Em Portugal, ainda não é assim, no Desporto, nas unidades de saúde, ou nos Serviços de Urgência, o que para Carla Gentil Homem “teria muitas vantagens e menos custos na recuperação dos doentes e para o sistema. Podíamos estar a apoiar a área da Ortopedia, por exemplo”. Mas não só.

“Quantas vezes nos centros em que trabalho recebemos telefonemas de familiares de doentes vítimas de AVC a dizer que este vai ter alta e que precisa de cuidados de fisioterapia. E nós temos de explicar que primeiro tem de ir ao médico de família, pedir uma credencial, depois a uma consulta de Fisiatria no hospital e só depois chega aos cuidados de fisioterapia. Quando o doente começa a fazer a sua recuperação já perdemos muito tempo e isto tem os seus custos para o doente e para o sistema.”

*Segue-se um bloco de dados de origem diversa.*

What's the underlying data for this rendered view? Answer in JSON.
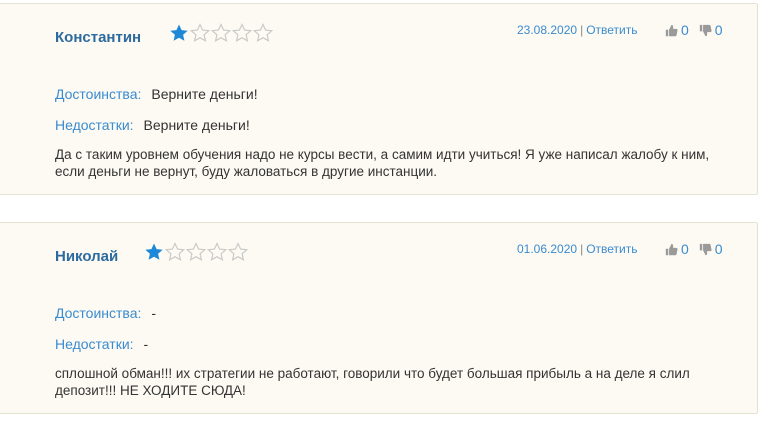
{
  "reviews": [
    {
      "author": "Константин",
      "rating": 1,
      "max_rating": 5,
      "date": "23.08.2020",
      "separator": "|",
      "reply_label": "Ответить",
      "likes": "0",
      "dislikes": "0",
      "pros_label": "Достоинства:",
      "pros": "Верните деньги!",
      "cons_label": "Недостатки:",
      "cons": "Верните деньги!",
      "text": "Да с таким уровнем обучения надо не курсы вести, а самим идти учиться! Я уже написал жалобу к ним, если деньги не вернут, буду жаловаться в другие инстанции."
    },
    {
      "author": "Николай",
      "rating": 1,
      "max_rating": 5,
      "date": "01.06.2020",
      "separator": "|",
      "reply_label": "Ответить",
      "likes": "0",
      "dislikes": "0",
      "pros_label": "Достоинства:",
      "pros": "-",
      "cons_label": "Недостатки:",
      "cons": "-",
      "text": "сплошной обман!!! их стратегии не работают, говорили что будет большая прибыль а на деле я слил депозит!!! НЕ ХОДИТЕ СЮДА!"
    }
  ],
  "colors": {
    "accent": "#3a8bd0",
    "author": "#2d6a9f",
    "star_filled": "#1e88d8",
    "star_empty": "#c9c9c9",
    "thumb": "#9a9a9a",
    "card_bg": "#fcfaf2"
  },
  "icons": [
    "star-filled-icon",
    "star-empty-icon",
    "thumbs-up-icon",
    "thumbs-down-icon"
  ]
}
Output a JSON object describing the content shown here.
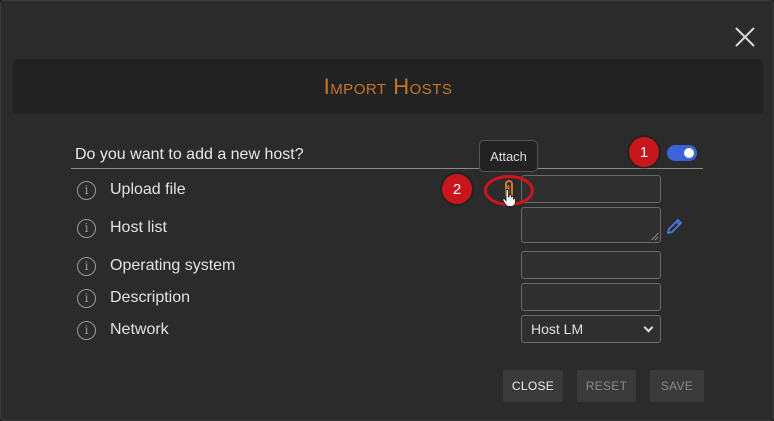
{
  "dialog": {
    "title": "Import Hosts",
    "question": "Do you want to add a new host?",
    "toggle_on": true,
    "accent_color": "#c8752a",
    "toggle_color": "#3d63d8"
  },
  "tooltip": {
    "text": "Attach"
  },
  "badges": {
    "first": "1",
    "second": "2"
  },
  "rows": [
    {
      "label": "Upload file"
    },
    {
      "label": "Host list"
    },
    {
      "label": "Operating system"
    },
    {
      "label": "Description"
    },
    {
      "label": "Network"
    }
  ],
  "network": {
    "selected": "Host LM"
  },
  "buttons": {
    "close": "CLOSE",
    "reset": "RESET",
    "save": "SAVE"
  },
  "icons": {
    "info": "info-icon",
    "attach": "paperclip-icon",
    "edit": "pencil-icon",
    "cursor": "hand-pointer-icon",
    "dismiss": "close-icon"
  }
}
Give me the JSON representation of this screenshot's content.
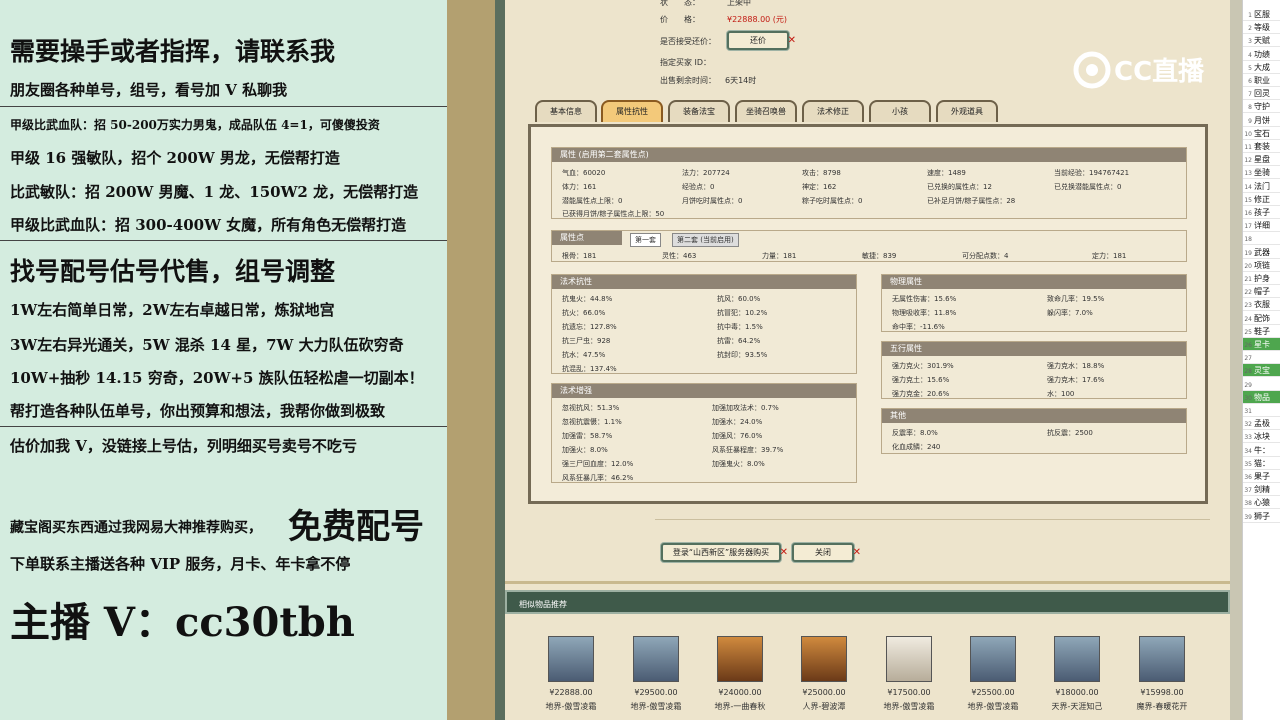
{
  "left": {
    "lines": [
      "需要操手或者指挥，请联系我",
      "朋友圈各种单号，组号，看号加 V 私聊我",
      "甲级比武血队：招 50-200万实力男鬼，成品队伍 4=1，可傻傻投资",
      "甲级 16 强敏队，招个 200W 男龙，无偿帮打造",
      "比武敏队：招 200W 男魔、1 龙、150W2 龙，无偿帮打造",
      "甲级比武血队：招 300-400W 女魔，所有角色无偿帮打造",
      "找号配号估号代售，组号调整",
      "1W左右简单日常，2W左右卓越日常，炼狱地宫",
      "3W左右异光通关，5W 混杀 14 星，7W 大力队伍砍穷奇",
      "10W+抽秒 14.15 穷奇，20W+5 族队伍轻松虐一切副本！",
      "帮打造各种队伍单号，你出预算和想法，我帮你做到极致",
      "估价加我 V，没链接上号估，列明细买号卖号不吃亏",
      "藏宝阁买东西通过我网易大神推荐购买，",
      "免费配号",
      "下单联系主播送各种 VIP 服务，月卡、年卡拿不停",
      "主播 V：cc30tbh"
    ]
  },
  "top": {
    "status_label": "状　　态：",
    "status_value": "上架中",
    "price_label": "价　　格：",
    "price_value": "¥22888.00 (元)",
    "counter_label": "是否接受还价：",
    "counter_btn": "还价",
    "buyer_label": "指定买家 ID：",
    "remain_label": "出售剩余时间：",
    "remain_value": "6天14时"
  },
  "tabs": [
    "基本信息",
    "属性抗性",
    "装备法宝",
    "坐骑召唤兽",
    "法术修正",
    "小孩",
    "外观道具"
  ],
  "attr": {
    "header": "属性 (启用第二套属性点)",
    "rows": [
      [
        [
          "气血：60020"
        ],
        [
          "法力：207724"
        ],
        [
          "攻击：8798"
        ],
        [
          "速度：1489"
        ],
        [
          "当前经验：194767421"
        ]
      ],
      [
        [
          "体力：161"
        ],
        [
          "经验点：0"
        ],
        [
          "神定：162"
        ],
        [
          "已兑换的属性点：12"
        ],
        [
          "已兑换潜能属性点：0"
        ]
      ],
      [
        [
          "潜能属性点上限：0"
        ],
        [
          "月饼吃时属性点：0"
        ],
        [
          "粽子吃时属性点：0"
        ],
        [
          "已补足月饼/粽子属性点：28"
        ]
      ],
      [
        [
          "已获得月饼/粽子属性点上限：50"
        ]
      ]
    ]
  },
  "points": {
    "header": "属性点",
    "sub_tabs": [
      "第一套",
      "第二套 (当前启用)"
    ],
    "cells": [
      "根骨：181",
      "灵性：463",
      "力量：181",
      "敏捷：839",
      "可分配点数：4",
      "定力：181"
    ]
  },
  "resist": {
    "header": "法术抗性",
    "cells": [
      "抗鬼火：44.8%",
      "抗风：60.0%",
      "抗火：66.0%",
      "抗冒犯：10.2%",
      "抗遗忘：127.8%",
      "抗中毒：1.5%",
      "抗三尸虫：928",
      "抗雷：64.2%",
      "抗水：47.5%",
      "抗封印：93.5%",
      "抗混乱：137.4%"
    ]
  },
  "boost": {
    "header": "法术增强",
    "cells": [
      "忽视抗风：51.3%",
      "加强加攻法术：0.7%",
      "忽视抗震慑：1.1%",
      "加强水：24.0%",
      "加强雷：58.7%",
      "加强风：76.0%",
      "加强火：8.0%",
      "风系狂暴程度：39.7%",
      "强三尸回血度：12.0%",
      "加强鬼火：8.0%",
      "风系狂暴几率：46.2%"
    ]
  },
  "phys": {
    "header": "物理属性",
    "cells": [
      "无属性伤害：15.6%",
      "致命几率：19.5%",
      "物理吸收率：11.8%",
      "躲闪率：7.0%",
      "命中率：-11.6%"
    ]
  },
  "wuxing": {
    "header": "五行属性",
    "cells": [
      "强力克火：301.9%",
      "强力克水：18.8%",
      "强力克土：15.6%",
      "强力克木：17.6%",
      "强力克金：20.6%",
      "水：100"
    ]
  },
  "other": {
    "header": "其他",
    "cells": [
      "反震率：8.0%",
      "抗反震：2500",
      "化血成鳞：240"
    ]
  },
  "buttons": {
    "login": "登录“山西新区”服务器购买",
    "close": "关闭"
  },
  "recommend": {
    "title": "相似物品推荐",
    "items": [
      {
        "price": "¥22888.00",
        "name": "地界-傲雪凌霜"
      },
      {
        "price": "¥29500.00",
        "name": "地界-傲雪凌霜"
      },
      {
        "price": "¥24000.00",
        "name": "地界-一曲春秋"
      },
      {
        "price": "¥25000.00",
        "name": "人界-碧波潭"
      },
      {
        "price": "¥17500.00",
        "name": "地界-傲雪凌霜"
      },
      {
        "price": "¥25500.00",
        "name": "地界-傲雪凌霜"
      },
      {
        "price": "¥18000.00",
        "name": "天界-天涯知己"
      },
      {
        "price": "¥15998.00",
        "name": "魔界-春暖花开"
      }
    ]
  },
  "logo_text": "CC直播",
  "sidebar": [
    "区服",
    "等级",
    "天赋",
    "功绩",
    "大成",
    "职业",
    "回灵",
    "守护",
    "月饼",
    "宝石",
    "套装",
    "星盘",
    "坐骑",
    "法门",
    "修正",
    "孩子",
    "详细",
    "",
    "武器",
    "项链",
    "护身",
    "帽子",
    "衣服",
    "配饰",
    "鞋子",
    "星卡",
    "",
    "灵宝",
    "",
    "物品",
    "",
    "孟极",
    "冰块",
    "牛：",
    "猫：",
    "果子",
    "剑精",
    "心猿",
    "狮子"
  ]
}
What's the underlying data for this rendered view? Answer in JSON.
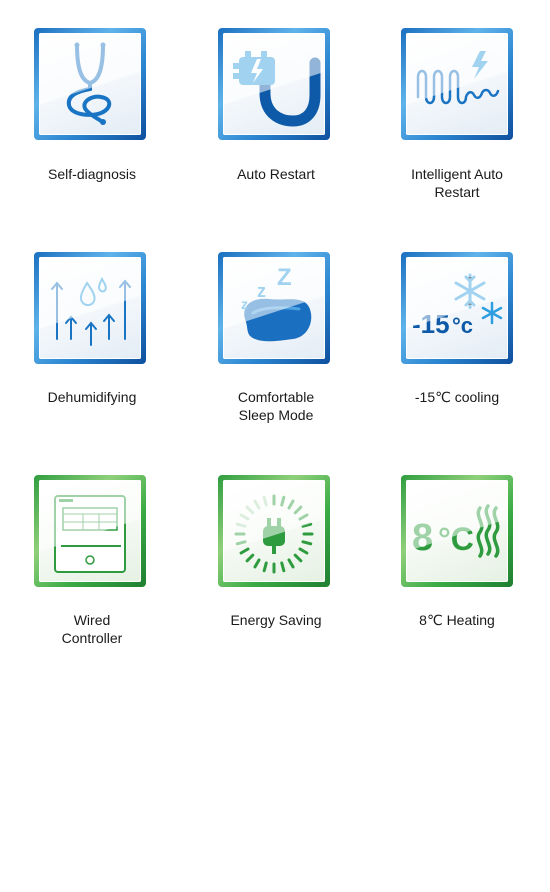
{
  "features": [
    {
      "label": "Self-diagnosis",
      "icon": "stethoscope-icon",
      "theme": "blue"
    },
    {
      "label": "Auto Restart",
      "icon": "plug-restart-icon",
      "theme": "blue"
    },
    {
      "label": "Intelligent Auto\nRestart",
      "icon": "wave-lightning-icon",
      "theme": "blue"
    },
    {
      "label": "Dehumidifying",
      "icon": "droplets-arrows-icon",
      "theme": "blue"
    },
    {
      "label": "Comfortable\nSleep Mode",
      "icon": "pillow-zzz-icon",
      "theme": "blue"
    },
    {
      "label": "-15℃ cooling",
      "icon": "snowflake-minus15-icon",
      "theme": "blue"
    },
    {
      "label": "Wired\nController",
      "icon": "wired-controller-icon",
      "theme": "green"
    },
    {
      "label": "Energy Saving",
      "icon": "plug-ring-icon",
      "theme": "green"
    },
    {
      "label": "8℃ Heating",
      "icon": "heat-8c-icon",
      "theme": "green"
    }
  ],
  "icon_text": {
    "minus15": "-15",
    "celsius": "°c",
    "eight": "8",
    "c_heat": "°C",
    "zzz": [
      "z",
      "z",
      "Z"
    ]
  },
  "colors": {
    "blue_dark": "#0e5aa8",
    "blue_light": "#3fb0e6",
    "green": "#2e9b3e",
    "green_light": "#7fcf6a"
  }
}
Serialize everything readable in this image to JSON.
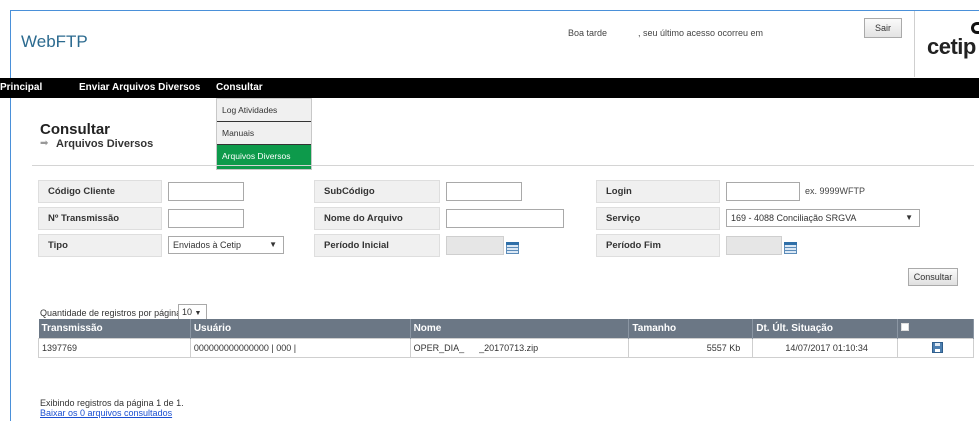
{
  "header": {
    "app_title": "WebFTP",
    "greeting": "Boa tarde",
    "last_access": ", seu último acesso ocorreu em",
    "logout_label": "Sair",
    "logo_text": "cetip"
  },
  "nav": {
    "items": [
      "Principal",
      "Enviar Arquivos Diversos",
      "Consultar"
    ],
    "dropdown": [
      "Log Atividades",
      "Manuais",
      "Arquivos Diversos"
    ]
  },
  "page": {
    "title": "Consultar",
    "breadcrumb": "Arquivos Diversos"
  },
  "form": {
    "codigo_cliente": {
      "label": "Código Cliente",
      "value": ""
    },
    "subcodigo": {
      "label": "SubCódigo",
      "value": ""
    },
    "login": {
      "label": "Login",
      "value": "",
      "hint": "ex. 9999WFTP"
    },
    "n_transmissao": {
      "label": "Nº Transmissão",
      "value": ""
    },
    "nome_arquivo": {
      "label": "Nome do Arquivo",
      "value": ""
    },
    "servico": {
      "label": "Serviço",
      "value": "169 - 4088 Conciliação SRGVA"
    },
    "tipo": {
      "label": "Tipo",
      "value": "Enviados à Cetip"
    },
    "periodo_inicial": {
      "label": "Período Inicial",
      "value": ""
    },
    "periodo_fim": {
      "label": "Período Fim",
      "value": ""
    },
    "submit_label": "Consultar"
  },
  "results": {
    "per_page_label": "Quantidade de registros por página",
    "per_page_value": "10",
    "columns": [
      "Transmissão",
      "Usuário",
      "Nome",
      "Tamanho",
      "Dt. Últ. Situação"
    ],
    "rows": [
      {
        "transmissao": "1397769",
        "usuario": "000000000000000 | 000 |",
        "nome": "OPER_DIA_      _20170713.zip",
        "tamanho": "5557 Kb",
        "dt_situacao": "14/07/2017 01:10:34"
      }
    ],
    "footer_text": "Exibindo registros da página 1 de 1.",
    "download_link": "Baixar os 0 arquivos consultados"
  },
  "colors": {
    "navbar": "#000000",
    "active_menu": "#0d9a4b",
    "table_header": "#6b7785",
    "link": "#1a4fd1"
  }
}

Carla Gentil diz ao DN que há cerca de 13 mil profissionais inscritos na Ordem dos Fisioterapeutas, mas, destes, só 1200 estão no Serviço Nacional de Saúde e isto “também deveria mudar para o bem dos doentes e para a redução de custos e de tempos de espera no acesso a cuidados de saúde”.
A técnica, que diz que nunca irá desistir desta sua paixão, reconhece que “a Fisioterapia é uma profissão recente, a nossa ordem existe apenas desde 2019. Até aqui era preciso regulamentar a profissão para que ficasse bem definido o ato do fisioterapeuta, mas os passos seguintes têm de ser no sentido de defender a profissão junto de quem de direito e de nos fazermos ouvir como um contributo positivo para a melhoria das condições de saúde”.